A new project led by a Google expert can determine where a picture was taken even without using geotagging technology. The new deep-learning machine, named PlaNet, is able to figure out the location in the image using only its pixels.
Google computer vision specialist Tobias Weyand developed the new machine, training it to be significantly better than humans in determining the location of images even if there are no clues in the picture on where it was taken.
Weyand and his team developed PlaNet by first dividing the world into a grid made up of 26,000 squares. The squares have different sizes, depending on how many pictures have been taken in the areas within the square. More popular locations such as tourist spots and big cities are made up of more but smaller squares, while remote locations have fewer but bigger squares.

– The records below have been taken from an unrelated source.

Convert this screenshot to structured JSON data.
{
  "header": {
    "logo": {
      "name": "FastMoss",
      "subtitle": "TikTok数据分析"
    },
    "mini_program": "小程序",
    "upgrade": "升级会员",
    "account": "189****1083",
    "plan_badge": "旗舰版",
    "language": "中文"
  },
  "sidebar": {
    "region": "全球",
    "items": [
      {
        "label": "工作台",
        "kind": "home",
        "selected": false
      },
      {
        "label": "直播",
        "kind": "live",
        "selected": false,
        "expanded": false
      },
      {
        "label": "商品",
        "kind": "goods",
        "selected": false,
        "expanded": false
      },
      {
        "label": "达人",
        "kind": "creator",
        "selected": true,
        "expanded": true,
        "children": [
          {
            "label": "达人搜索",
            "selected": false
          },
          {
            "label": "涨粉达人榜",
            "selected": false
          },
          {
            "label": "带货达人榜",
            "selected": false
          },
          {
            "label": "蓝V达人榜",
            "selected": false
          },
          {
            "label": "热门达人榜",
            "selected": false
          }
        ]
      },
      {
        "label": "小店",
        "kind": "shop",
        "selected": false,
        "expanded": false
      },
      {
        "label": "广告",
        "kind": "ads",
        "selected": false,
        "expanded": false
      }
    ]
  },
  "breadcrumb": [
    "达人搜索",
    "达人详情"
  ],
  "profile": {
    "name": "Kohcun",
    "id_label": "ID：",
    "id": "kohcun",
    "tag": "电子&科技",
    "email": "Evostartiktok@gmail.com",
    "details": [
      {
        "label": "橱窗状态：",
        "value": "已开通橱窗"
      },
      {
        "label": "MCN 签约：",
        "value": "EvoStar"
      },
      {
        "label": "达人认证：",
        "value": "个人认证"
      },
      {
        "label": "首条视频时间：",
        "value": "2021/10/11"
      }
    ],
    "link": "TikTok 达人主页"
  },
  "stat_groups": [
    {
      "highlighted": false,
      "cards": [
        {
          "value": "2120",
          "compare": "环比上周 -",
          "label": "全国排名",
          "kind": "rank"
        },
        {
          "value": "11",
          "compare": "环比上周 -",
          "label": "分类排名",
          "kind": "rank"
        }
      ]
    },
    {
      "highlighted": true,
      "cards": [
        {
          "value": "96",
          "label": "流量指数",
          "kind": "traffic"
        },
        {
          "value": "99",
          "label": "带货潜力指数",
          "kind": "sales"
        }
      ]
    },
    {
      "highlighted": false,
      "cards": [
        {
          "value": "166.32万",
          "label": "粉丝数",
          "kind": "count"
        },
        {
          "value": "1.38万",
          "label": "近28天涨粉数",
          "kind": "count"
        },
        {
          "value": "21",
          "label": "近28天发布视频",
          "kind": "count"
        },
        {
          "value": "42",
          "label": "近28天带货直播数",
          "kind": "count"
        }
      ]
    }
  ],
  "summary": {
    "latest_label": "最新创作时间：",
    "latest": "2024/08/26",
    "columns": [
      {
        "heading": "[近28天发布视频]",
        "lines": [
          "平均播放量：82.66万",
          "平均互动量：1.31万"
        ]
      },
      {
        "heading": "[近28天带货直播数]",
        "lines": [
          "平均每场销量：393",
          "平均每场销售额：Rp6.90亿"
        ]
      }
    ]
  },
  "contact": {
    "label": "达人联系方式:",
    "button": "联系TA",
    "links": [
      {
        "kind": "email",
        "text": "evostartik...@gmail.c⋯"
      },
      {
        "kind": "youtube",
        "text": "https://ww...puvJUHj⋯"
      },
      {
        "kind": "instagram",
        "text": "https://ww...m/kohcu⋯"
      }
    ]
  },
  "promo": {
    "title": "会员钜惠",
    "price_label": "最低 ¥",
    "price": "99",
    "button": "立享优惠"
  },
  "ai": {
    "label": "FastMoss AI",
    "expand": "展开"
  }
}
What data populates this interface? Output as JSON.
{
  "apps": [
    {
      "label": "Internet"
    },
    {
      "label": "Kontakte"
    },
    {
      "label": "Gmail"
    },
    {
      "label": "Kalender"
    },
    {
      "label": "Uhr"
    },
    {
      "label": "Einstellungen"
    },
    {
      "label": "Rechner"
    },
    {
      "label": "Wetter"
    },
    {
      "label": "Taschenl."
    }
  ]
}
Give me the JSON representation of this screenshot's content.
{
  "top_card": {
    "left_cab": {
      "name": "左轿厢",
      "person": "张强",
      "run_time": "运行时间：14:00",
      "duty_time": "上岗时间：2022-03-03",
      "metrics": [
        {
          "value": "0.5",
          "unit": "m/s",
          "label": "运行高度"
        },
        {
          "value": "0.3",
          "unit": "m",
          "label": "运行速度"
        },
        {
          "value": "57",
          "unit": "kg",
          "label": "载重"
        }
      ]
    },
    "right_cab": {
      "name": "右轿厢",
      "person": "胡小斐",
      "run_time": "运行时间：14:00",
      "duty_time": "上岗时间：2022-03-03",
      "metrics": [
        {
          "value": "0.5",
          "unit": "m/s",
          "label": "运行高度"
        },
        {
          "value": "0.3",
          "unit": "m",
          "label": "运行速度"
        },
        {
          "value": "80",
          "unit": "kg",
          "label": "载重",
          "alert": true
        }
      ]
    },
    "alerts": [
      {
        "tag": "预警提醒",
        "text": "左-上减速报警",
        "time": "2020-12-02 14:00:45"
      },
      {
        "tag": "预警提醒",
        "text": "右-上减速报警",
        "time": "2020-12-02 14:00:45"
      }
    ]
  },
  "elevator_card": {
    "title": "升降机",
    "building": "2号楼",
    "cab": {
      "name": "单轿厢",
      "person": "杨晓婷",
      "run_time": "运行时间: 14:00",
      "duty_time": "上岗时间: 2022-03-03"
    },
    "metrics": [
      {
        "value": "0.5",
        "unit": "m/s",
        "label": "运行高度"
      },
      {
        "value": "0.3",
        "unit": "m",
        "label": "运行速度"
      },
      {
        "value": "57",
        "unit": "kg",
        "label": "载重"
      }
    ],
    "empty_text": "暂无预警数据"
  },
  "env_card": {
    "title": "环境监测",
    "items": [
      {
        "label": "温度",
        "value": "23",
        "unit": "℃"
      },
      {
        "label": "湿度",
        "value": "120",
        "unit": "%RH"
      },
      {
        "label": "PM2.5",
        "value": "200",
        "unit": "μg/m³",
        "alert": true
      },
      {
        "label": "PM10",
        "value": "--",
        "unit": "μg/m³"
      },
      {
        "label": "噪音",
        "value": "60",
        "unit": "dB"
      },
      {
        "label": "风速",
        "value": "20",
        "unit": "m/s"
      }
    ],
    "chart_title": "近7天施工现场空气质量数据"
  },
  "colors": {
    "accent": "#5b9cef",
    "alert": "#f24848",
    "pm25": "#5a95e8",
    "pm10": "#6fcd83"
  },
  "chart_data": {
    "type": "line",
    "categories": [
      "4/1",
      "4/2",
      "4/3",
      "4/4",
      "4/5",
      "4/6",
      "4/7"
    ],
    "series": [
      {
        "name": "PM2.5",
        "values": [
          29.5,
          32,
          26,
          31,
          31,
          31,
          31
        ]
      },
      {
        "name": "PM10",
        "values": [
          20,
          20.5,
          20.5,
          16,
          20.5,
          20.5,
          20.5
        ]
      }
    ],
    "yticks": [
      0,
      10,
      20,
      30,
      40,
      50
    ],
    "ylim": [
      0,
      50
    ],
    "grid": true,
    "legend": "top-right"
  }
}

The team then made a database made up of 126 million geolocated pictures from the Internet, and related them to the squares where they were taken. Of these pictures, 91 million were used to teach the neural network to determine where an image was taken using just the picture itself.
PlaNet was then validated using the remaining 34 million pictures in the database, and then tested in a variety of ways.
When the deep-learning machine was fed 2.3 million pictures from Flickr, it was able to determine the location of 3.6 percent of the images at street-level accuracy and 10.1 percent of the images at a city-level accuracy. In addition, PlaNet was able to determine the country where the picture was taken in 28.4 percent of the images, and the continent in 48.0 percent.
PlaNet was even tested against 10 humans that have seen their fair share of travels, with pictures being shown to PlaNet and to the human taken from Google Street View.
Out of the total 50 rounds, PlaNet won 28 of them. In addition, the guesses of humans were off by an average of 2,320.75 kilometers, while the figure for PlaNet was only 1,131.7 kilometers.
How can PlaNet determine the location shown in images so well? Weyand explains that the advantage of the deep-learning machine is that it has been able to see more places compared to any human, which has allowed it to learn clues that humans will not be able to distinguish on their own.
Even more amazing is the fact that PlaNet only takes up 377 MB of space, which can snugly fit into smartphones.